Quem é o argentino por quem o Corinthians ofereceu R$ 13,5 milhões

Por Luís Curro

Sebastián Marcelo Blanco pode ser o mais novo reforço do Corinthians.

O atual campeão brasileiro, que perdeu neste ano Renato Augusto, Jadson e Ralf e Gil para o futebol chinês, propõe-se a pagar € 3  milhões (R$ 13,5 milhões) pelo argentino do San Lorenzo, o time pelo qual torce o papa Francisco.

Mas quem é Blanco? Tem qualidade para jogar no segundo time de maior torcida no Brasil? Fará a diferença ou irá apenas “compor o elenco”?

Pelo retrospecto, é mais provável a segunda opção. A comissão técnica do Corinthians deve ter suas razões para querer o jogador, um meia ofensivo destro que também sabe usar a canhota, mas a realidade é que Blanco não é daqueles que empolgam.

Não é um novato (tem 27 anos e fará 28 em março), possui um único título na carreira (o Apertura do Argentino, em 2007, pelo Lanús, clube que o revelou), não é um goleador (a temporada em que mais marcou foi a de 2013/2014: oito tentos) e tem mais cartões amarelos do que gols na carreira.

Seleção argentina? Sim, e já faz tempo, sob o comando de Diego Maradona (jogador imortal, treinador medíocre). Jogou amistoso em 2009, 3 a 1 no Panamá, em Santa Fé – 31 minutos em campo. Jogou amistoso em 2010, 4 a 0 no Haiti, em Cutral Có (Neuquén), como titular. Até fez gol, o terceiro, só que sua intenção era cruzar – ou seja, deu sorte. E não jogou mais pela Albiceleste.

Blanco deixou o Lanús na temporada 2010/2011 ao ser negociado com o Metalist, da Ucrânia. Contundiu-se, amargou a reserva e só em 2013/2014 ganhou vaga praticamente cativa no 11 inicial. Registrou sua melhor temporada, anotando ao todo oito gols (seis no Ucraniano, um na Copa da Ucrânia e um na Champions League).

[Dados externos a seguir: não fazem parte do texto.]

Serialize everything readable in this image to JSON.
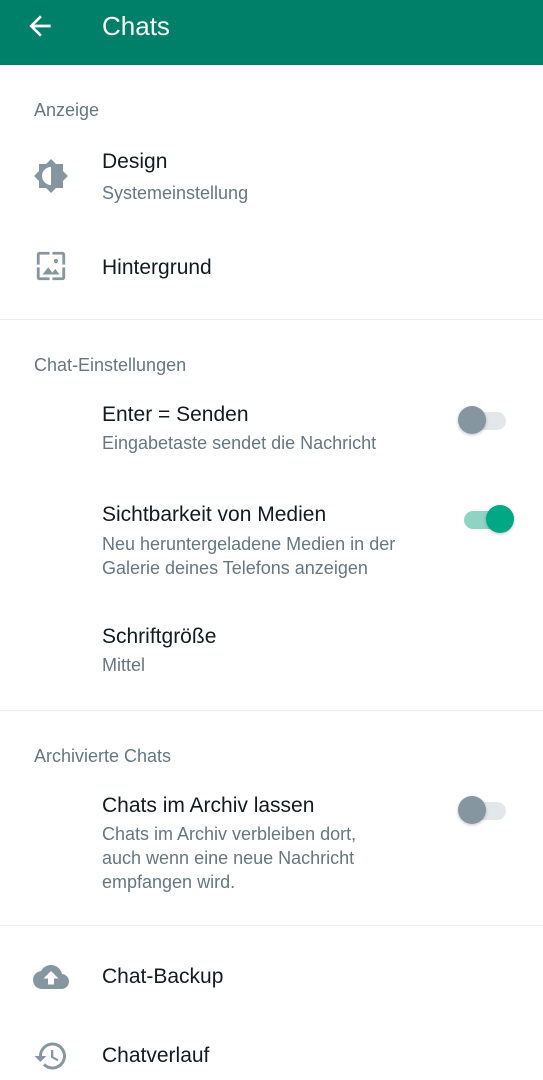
{
  "header": {
    "title": "Chats",
    "back_icon": "arrow-left-icon"
  },
  "sections": {
    "display": {
      "title": "Anzeige",
      "design": {
        "title": "Design",
        "subtitle": "Systemeinstellung",
        "icon": "brightness-icon"
      },
      "wallpaper": {
        "title": "Hintergrund",
        "icon": "wallpaper-icon"
      }
    },
    "chat_settings": {
      "title": "Chat-Einstellungen",
      "enter_send": {
        "title": "Enter = Senden",
        "subtitle": "Eingabetaste sendet die Nachricht",
        "enabled": false
      },
      "media_visibility": {
        "title": "Sichtbarkeit von Medien",
        "subtitle_line1": "Neu heruntergeladene Medien in der",
        "subtitle_line2": "Galerie deines Telefons anzeigen",
        "enabled": true
      },
      "font_size": {
        "title": "Schriftgröße",
        "subtitle": "Mittel"
      }
    },
    "archived": {
      "title": "Archivierte Chats",
      "keep_archived": {
        "title": "Chats im Archiv lassen",
        "subtitle_line1": "Chats im Archiv verbleiben dort,",
        "subtitle_line2": "auch wenn eine neue Nachricht",
        "subtitle_line3": "empfangen wird.",
        "enabled": false
      }
    },
    "more": {
      "backup": {
        "title": "Chat-Backup",
        "icon": "cloud-upload-icon"
      },
      "history": {
        "title": "Chatverlauf",
        "icon": "history-icon"
      }
    }
  },
  "colors": {
    "primary": "#008069",
    "accent": "#00a884",
    "secondary_text": "#667781",
    "icon": "#8696a0"
  }
}
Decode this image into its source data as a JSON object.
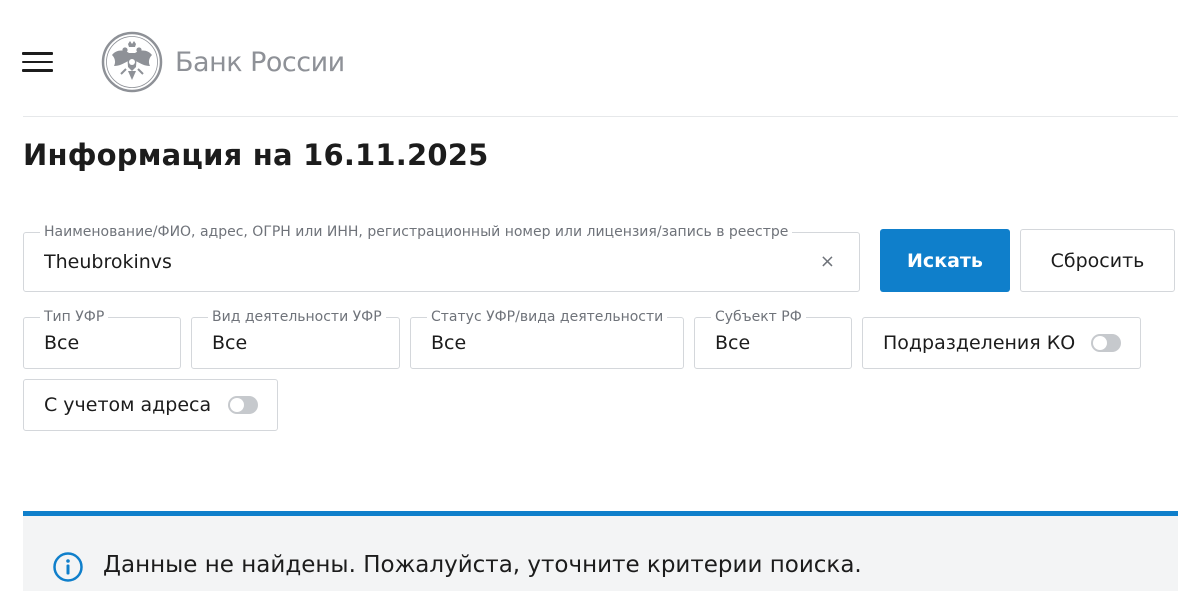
{
  "header": {
    "logo_text": "Банк России"
  },
  "page": {
    "title": "Информация на 16.11.2025"
  },
  "search": {
    "label": "Наименование/ФИО, адрес, ОГРН или ИНН, регистрационный номер или лицензия/запись в реестре",
    "value": "Theubrokinvs",
    "clear_glyph": "×",
    "submit_label": "Искать",
    "reset_label": "Сбросить"
  },
  "filters": {
    "type_label": "Тип УФР",
    "type_value": "Все",
    "activity_label": "Вид деятельности УФР",
    "activity_value": "Все",
    "status_label": "Статус УФР/вида деятельности",
    "status_value": "Все",
    "region_label": "Субъект РФ",
    "region_value": "Все",
    "branches_toggle_label": "Подразделения КО",
    "branches_toggle_on": false,
    "address_toggle_label": "С учетом адреса",
    "address_toggle_on": false
  },
  "notice": {
    "text": "Данные не найдены. Пожалуйста, уточните критерии поиска."
  },
  "colors": {
    "accent": "#0f7fcb",
    "border": "#d4d7db",
    "notice_bg": "#f3f4f5",
    "logo_gray": "#8e9197"
  },
  "icons": {
    "menu": "hamburger-menu-icon",
    "emblem": "double-headed-eagle-emblem-icon",
    "clear": "close-icon",
    "info": "info-circle-icon"
  }
}
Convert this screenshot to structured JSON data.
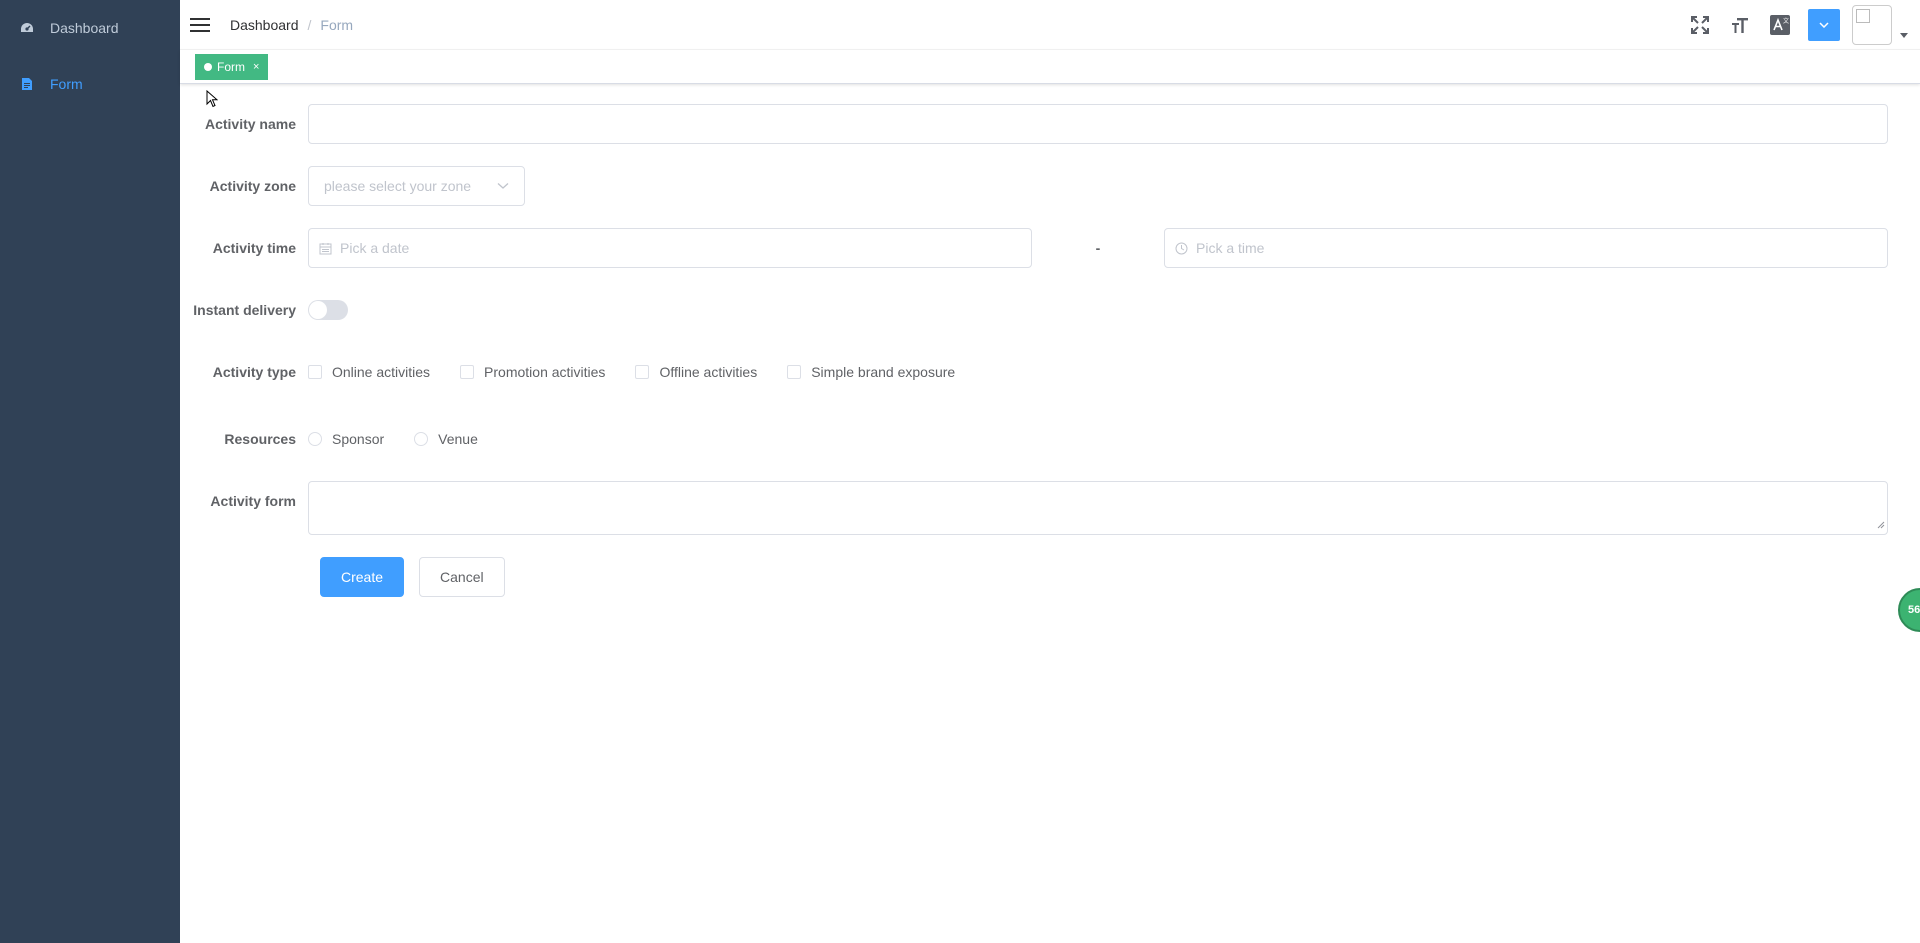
{
  "sidebar": {
    "items": [
      {
        "label": "Dashboard",
        "icon": "dashboard-icon",
        "active": false
      },
      {
        "label": "Form",
        "icon": "document-icon",
        "active": true
      }
    ]
  },
  "navbar": {
    "breadcrumb": {
      "home": "Dashboard",
      "separator": "/",
      "current": "Form"
    }
  },
  "tags": [
    {
      "label": "Form",
      "close": "×",
      "active": true
    }
  ],
  "form": {
    "name_label": "Activity name",
    "name_value": "",
    "zone_label": "Activity zone",
    "zone_placeholder": "please select your zone",
    "time_label": "Activity time",
    "date_placeholder": "Pick a date",
    "time_separator": "-",
    "time_placeholder": "Pick a time",
    "delivery_label": "Instant delivery",
    "delivery_on": false,
    "type_label": "Activity type",
    "types": [
      "Online activities",
      "Promotion activities",
      "Offline activities",
      "Simple brand exposure"
    ],
    "resources_label": "Resources",
    "resources": [
      "Sponsor",
      "Venue"
    ],
    "desc_label": "Activity form",
    "create_label": "Create",
    "cancel_label": "Cancel"
  },
  "floating_badge": "56",
  "colors": {
    "sidebar_bg": "#304156",
    "accent": "#409eff",
    "tag_active": "#42b983"
  }
}
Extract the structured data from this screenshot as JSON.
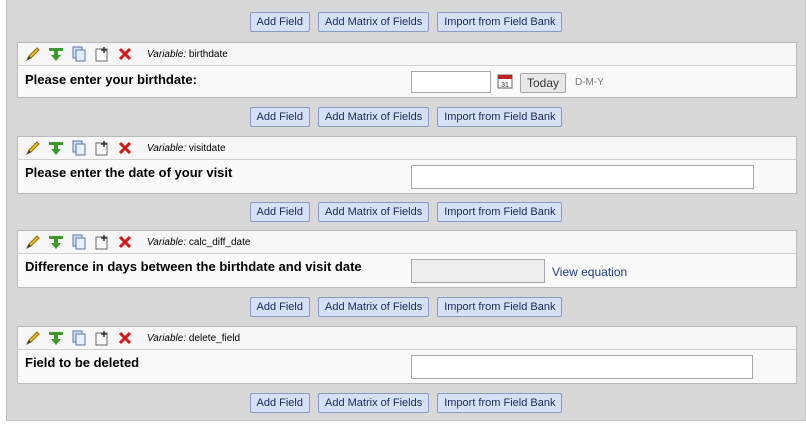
{
  "buttons": {
    "add_field": "Add Field",
    "add_matrix": "Add Matrix of Fields",
    "import_bank": "Import from Field Bank"
  },
  "variable_prefix": "Variable:",
  "fields": [
    {
      "variable": "birthdate",
      "question": "Please enter your birthdate:",
      "today_label": "Today",
      "date_format": "D-M-Y"
    },
    {
      "variable": "visitdate",
      "question": "Please enter the date of your visit"
    },
    {
      "variable": "calc_diff_date",
      "question": "Difference in days between the birthdate and visit date",
      "equation_link": "View equation"
    },
    {
      "variable": "delete_field",
      "question": "Field to be deleted"
    }
  ]
}
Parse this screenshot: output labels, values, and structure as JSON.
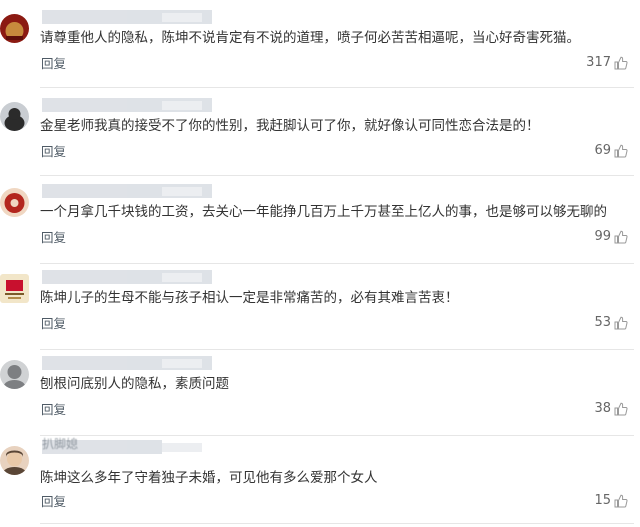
{
  "comments": [
    {
      "avatar_icon": "user-avatar-red-badge",
      "avatar_colors": [
        "#8b1a12",
        "#c78a3d"
      ],
      "name_visible": "",
      "text": "请尊重他人的隐私，陈坤不说肯定有不说的道理，喷子何必苦苦相逼呢，当心好奇害死猫。",
      "reply_label": "回复",
      "likes": "317"
    },
    {
      "avatar_icon": "user-avatar-black-cat",
      "avatar_colors": [
        "#2b2b2b",
        "#c9cdd2"
      ],
      "name_visible": "",
      "text": "金星老师我真的接受不了你的性别，我赶脚认可了你，就好像认可同性恋合法是的！",
      "reply_label": "回复",
      "likes": "69"
    },
    {
      "avatar_icon": "user-avatar-red-circle",
      "avatar_colors": [
        "#b3261e",
        "#f0d7c2"
      ],
      "name_visible": "",
      "text": "一个月拿几千块钱的工资，去关心一年能挣几百万上千万甚至上亿人的事，也是够可以够无聊的",
      "reply_label": "回复",
      "likes": "99"
    },
    {
      "avatar_icon": "user-avatar-self-reliance-logo",
      "avatar_colors": [
        "#c8102e",
        "#f2e6c9"
      ],
      "name_visible": "",
      "text": "陈坤儿子的生母不能与孩子相认一定是非常痛苦的，必有其难言苦衷！",
      "reply_label": "回复",
      "likes": "53"
    },
    {
      "avatar_icon": "user-avatar-gray-face",
      "avatar_colors": [
        "#7d7f82",
        "#d0d2d4"
      ],
      "name_visible": "",
      "text": "刨根问底别人的隐私，素质问题",
      "reply_label": "回复",
      "likes": "38"
    },
    {
      "avatar_icon": "user-avatar-portrait",
      "avatar_colors": [
        "#5a4636",
        "#e8d2bf"
      ],
      "name_visible": "扒脚媳",
      "text": "陈坤这么多年了守着独子未婚，可见他有多么爱那个女人",
      "reply_label": "回复",
      "likes": "15"
    }
  ],
  "like_icon": "thumbs-up-icon"
}
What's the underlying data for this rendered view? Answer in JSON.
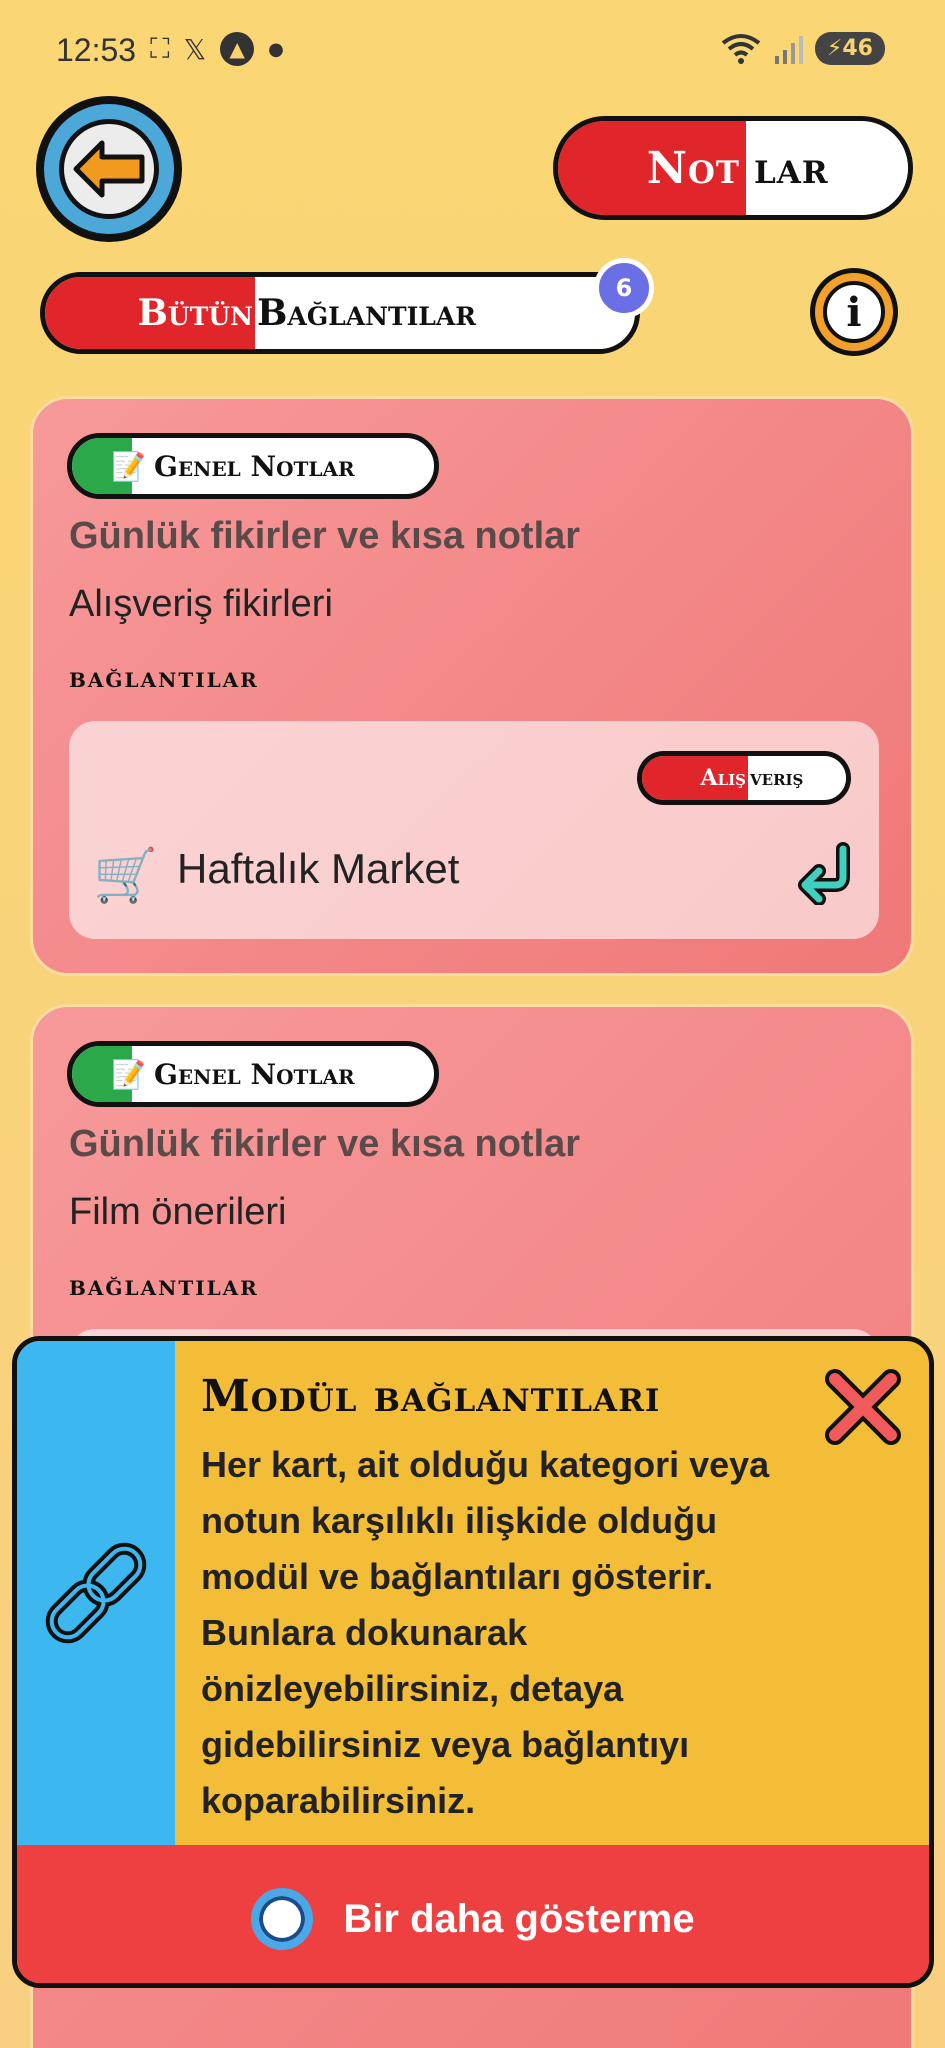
{
  "status_bar": {
    "time": "12:53",
    "battery": "46"
  },
  "header": {
    "title_left": "Not",
    "title_right": "lar"
  },
  "filter": {
    "left": "Bütün",
    "right": "Bağlantılar",
    "count": "6"
  },
  "cards": [
    {
      "category": "Genel Notlar",
      "subtitle": "Günlük fikirler ve kısa notlar",
      "note": "Alışveriş fikirleri",
      "section_label": "bağlantılar",
      "link_tag_left": "Alış",
      "link_tag_right": "veriş",
      "link_title": "Haftalık Market"
    },
    {
      "category": "Genel Notlar",
      "subtitle": "Günlük fikirler ve kısa notlar",
      "note": "Film önerileri",
      "section_label": "bağlantılar"
    }
  ],
  "info_panel": {
    "title": "Modül bağlantıları",
    "body": "Her kart, ait olduğu kategori veya notun karşılıklı ilişkide olduğu modül ve bağlantıları gösterir. Bunlara dokunarak önizleyebilirsiniz, detaya gidebilirsiniz veya bağlantıyı koparabilirsiniz.",
    "dont_show": "Bir daha gösterme"
  },
  "colors": {
    "background": "#fad674",
    "accent_red": "#e0252b",
    "card": "#f28a8a",
    "panel": "#f4bd38",
    "panel_side": "#3db7f0",
    "panel_bottom": "#ee4040"
  },
  "icons": [
    "back-arrow-icon",
    "info-icon",
    "note-icon",
    "cart-icon",
    "return-icon",
    "chain-link-icon",
    "close-icon"
  ]
}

Teve como colegas no leste europeu alguns brasileiros, entre eles Diego Souza (ex-Palmeiras, Vasco e Cruzeiro e que defendeu o Sport no Brasileiro-2015) e Marlos (ex-São Paulo, hoje em outro ucraniano, o Shakhtar Donetsk).

Permaneceu no Metalist até 2014, quando se transferiu para o West Brom, da Inglaterra, onde por seis meses amargou a reserva. Disputou apenas três partidas, sempre saindo do banco. Esteve no gramado ao todo por 36 minutos, menos que um tempo de uma partida de futebol.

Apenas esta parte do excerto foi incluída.